This post got me thinking just how difficult it is to figure out how to report a bug. I mean, some people don't even know what a "bug" is. The OP says to look at how Mozilla does it. They call it sending "feedback." Even if you got that, you won't find anything on ubuntu.com. You have to dig into the wiki. Our website is in the same boat. And even if you figure out to use ubuntu-bug, the pages on the subject go on forever.

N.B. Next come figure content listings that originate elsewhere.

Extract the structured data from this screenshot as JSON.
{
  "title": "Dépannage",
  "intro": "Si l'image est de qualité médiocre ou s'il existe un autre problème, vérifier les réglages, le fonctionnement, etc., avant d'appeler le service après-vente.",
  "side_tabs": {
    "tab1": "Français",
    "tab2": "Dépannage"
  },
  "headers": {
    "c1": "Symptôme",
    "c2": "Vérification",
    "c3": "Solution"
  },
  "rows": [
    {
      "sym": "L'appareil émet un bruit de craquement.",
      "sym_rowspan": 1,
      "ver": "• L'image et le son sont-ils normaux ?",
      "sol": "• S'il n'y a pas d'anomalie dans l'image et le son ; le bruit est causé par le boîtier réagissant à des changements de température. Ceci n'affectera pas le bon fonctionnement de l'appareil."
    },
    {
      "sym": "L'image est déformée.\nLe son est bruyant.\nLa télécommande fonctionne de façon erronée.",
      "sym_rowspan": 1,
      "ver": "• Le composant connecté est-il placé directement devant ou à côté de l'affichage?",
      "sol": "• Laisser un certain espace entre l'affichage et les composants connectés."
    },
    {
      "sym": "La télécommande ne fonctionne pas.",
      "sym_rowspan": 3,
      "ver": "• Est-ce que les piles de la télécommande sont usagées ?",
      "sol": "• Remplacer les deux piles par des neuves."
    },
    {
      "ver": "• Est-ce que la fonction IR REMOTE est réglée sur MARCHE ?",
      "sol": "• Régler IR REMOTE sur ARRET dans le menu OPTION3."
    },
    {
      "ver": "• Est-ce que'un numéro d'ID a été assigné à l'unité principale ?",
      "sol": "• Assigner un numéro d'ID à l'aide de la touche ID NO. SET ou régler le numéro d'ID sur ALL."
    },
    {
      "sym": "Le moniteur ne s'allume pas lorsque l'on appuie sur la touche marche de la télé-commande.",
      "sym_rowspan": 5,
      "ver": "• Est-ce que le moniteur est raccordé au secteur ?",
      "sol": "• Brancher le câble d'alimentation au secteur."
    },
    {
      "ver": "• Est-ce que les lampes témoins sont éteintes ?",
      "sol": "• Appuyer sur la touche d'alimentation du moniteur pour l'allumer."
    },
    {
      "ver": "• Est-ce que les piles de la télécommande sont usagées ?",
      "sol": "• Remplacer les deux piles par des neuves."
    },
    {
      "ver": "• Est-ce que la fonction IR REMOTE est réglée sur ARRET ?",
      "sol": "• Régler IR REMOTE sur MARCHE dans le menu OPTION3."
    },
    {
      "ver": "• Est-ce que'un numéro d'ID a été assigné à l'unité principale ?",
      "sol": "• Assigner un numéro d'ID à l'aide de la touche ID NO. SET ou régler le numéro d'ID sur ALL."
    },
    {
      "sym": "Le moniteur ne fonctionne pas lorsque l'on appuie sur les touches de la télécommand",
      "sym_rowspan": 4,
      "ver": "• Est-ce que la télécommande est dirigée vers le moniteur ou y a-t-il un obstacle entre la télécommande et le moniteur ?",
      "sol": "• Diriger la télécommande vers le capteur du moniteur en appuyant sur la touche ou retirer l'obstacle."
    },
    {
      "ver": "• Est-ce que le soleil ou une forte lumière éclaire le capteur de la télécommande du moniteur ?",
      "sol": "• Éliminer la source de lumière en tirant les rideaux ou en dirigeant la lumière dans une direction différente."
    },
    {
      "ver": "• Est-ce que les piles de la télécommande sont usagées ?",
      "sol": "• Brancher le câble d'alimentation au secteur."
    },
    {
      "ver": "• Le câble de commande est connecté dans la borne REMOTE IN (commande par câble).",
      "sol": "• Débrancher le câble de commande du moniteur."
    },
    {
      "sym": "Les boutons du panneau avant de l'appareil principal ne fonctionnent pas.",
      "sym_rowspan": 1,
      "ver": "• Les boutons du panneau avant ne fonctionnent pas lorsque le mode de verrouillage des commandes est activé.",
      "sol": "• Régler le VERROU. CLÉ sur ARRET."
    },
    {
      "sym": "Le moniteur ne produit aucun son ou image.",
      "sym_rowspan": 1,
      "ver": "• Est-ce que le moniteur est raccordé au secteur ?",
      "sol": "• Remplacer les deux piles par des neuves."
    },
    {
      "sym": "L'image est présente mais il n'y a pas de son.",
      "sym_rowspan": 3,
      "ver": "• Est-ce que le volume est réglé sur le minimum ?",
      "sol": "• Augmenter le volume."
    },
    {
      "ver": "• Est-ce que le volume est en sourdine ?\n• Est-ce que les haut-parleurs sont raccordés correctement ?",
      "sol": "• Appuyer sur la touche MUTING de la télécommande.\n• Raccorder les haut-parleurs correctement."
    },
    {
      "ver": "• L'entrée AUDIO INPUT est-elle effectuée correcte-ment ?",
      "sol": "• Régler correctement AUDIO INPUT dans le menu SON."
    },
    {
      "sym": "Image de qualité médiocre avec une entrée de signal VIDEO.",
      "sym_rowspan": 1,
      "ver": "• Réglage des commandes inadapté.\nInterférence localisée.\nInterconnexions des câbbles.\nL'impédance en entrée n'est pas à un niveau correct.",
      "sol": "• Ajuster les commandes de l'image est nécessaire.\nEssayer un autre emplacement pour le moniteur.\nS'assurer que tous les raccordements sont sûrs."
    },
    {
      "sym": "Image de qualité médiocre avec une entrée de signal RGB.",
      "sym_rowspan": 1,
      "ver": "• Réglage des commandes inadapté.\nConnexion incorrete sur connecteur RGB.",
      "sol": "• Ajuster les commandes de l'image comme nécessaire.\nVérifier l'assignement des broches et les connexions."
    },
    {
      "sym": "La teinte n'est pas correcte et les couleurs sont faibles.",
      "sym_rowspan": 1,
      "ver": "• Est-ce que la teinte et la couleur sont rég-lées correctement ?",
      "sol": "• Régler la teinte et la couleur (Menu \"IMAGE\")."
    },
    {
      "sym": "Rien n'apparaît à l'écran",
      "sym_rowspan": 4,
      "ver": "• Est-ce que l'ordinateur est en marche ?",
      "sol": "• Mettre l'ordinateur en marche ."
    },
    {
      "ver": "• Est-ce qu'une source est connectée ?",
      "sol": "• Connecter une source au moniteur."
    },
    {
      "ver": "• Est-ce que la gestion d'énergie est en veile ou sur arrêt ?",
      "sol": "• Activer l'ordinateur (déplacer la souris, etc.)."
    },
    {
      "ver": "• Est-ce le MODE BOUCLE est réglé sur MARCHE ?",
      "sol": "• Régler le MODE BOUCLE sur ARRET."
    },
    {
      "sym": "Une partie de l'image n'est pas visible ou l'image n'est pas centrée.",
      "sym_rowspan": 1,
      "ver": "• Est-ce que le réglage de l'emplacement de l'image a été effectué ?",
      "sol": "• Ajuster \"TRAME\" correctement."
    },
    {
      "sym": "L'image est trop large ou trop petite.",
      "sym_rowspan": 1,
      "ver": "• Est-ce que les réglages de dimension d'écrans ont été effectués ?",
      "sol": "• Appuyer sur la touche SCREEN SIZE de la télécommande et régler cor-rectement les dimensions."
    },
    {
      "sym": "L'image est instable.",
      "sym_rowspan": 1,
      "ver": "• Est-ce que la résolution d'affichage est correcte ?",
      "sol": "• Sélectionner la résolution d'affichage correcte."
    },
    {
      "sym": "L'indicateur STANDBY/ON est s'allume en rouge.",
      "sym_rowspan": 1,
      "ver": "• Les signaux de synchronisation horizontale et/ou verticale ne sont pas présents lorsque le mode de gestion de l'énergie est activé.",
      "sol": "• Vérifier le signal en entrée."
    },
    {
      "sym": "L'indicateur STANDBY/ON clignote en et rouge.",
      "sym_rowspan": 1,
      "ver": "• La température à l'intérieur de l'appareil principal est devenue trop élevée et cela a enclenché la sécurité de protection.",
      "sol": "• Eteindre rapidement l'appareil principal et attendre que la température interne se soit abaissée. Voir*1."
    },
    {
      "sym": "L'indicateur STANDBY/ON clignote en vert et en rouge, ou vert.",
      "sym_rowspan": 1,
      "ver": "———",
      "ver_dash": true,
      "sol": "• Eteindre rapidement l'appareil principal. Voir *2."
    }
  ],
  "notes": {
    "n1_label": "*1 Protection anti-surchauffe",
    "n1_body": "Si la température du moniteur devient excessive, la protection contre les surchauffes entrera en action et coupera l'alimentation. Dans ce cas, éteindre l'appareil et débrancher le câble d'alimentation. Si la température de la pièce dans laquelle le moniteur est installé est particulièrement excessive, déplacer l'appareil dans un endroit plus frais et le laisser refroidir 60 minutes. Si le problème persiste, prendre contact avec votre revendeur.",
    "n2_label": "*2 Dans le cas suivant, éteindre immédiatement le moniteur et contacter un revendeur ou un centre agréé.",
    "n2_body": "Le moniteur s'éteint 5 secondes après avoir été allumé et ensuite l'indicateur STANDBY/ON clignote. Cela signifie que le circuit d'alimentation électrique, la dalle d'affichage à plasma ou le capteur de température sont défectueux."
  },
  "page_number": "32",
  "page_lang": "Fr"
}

To make it easy for Joe User to report a bug, we should walk them through it. There should be GUI elements to initiate the process. I'm thinking a simple interactive program (it could easily be a kdialog-powered shell script!) would do the trick. The workflow might be something like:
- Open program
- Provide information about bugs versus support and ask which they need
- If bug, continue
- If support, provide links
- Provide notice that a Launchpad account is required and ask if they need to create one
- If yes, do so and return
- If no, continue
- Explain we will collect information from the system to add to the bug report and check if they have experienced the bug on this machine. Ask them to reproduce it before continuing
- Tell them to be prepared to explain steps to reproduce, expected results, actual results
- Provide options to determine package
- If they know the package or program name, use a combination of binary names and/or Desktop Entry Name/GenericNames
- If they do not know the above, but it's running, provide an option to select a window
- If they have no clue, file a generic bug against meta
This could be on the Desktop by default, as well as in the menu, perhaps in an uncategorized state below About LXQt, so it stands out really nice. We could use a bug icon.
This is quite possibly something we could work on with other flavors, too.
I think getting this into 20.04 would be huge.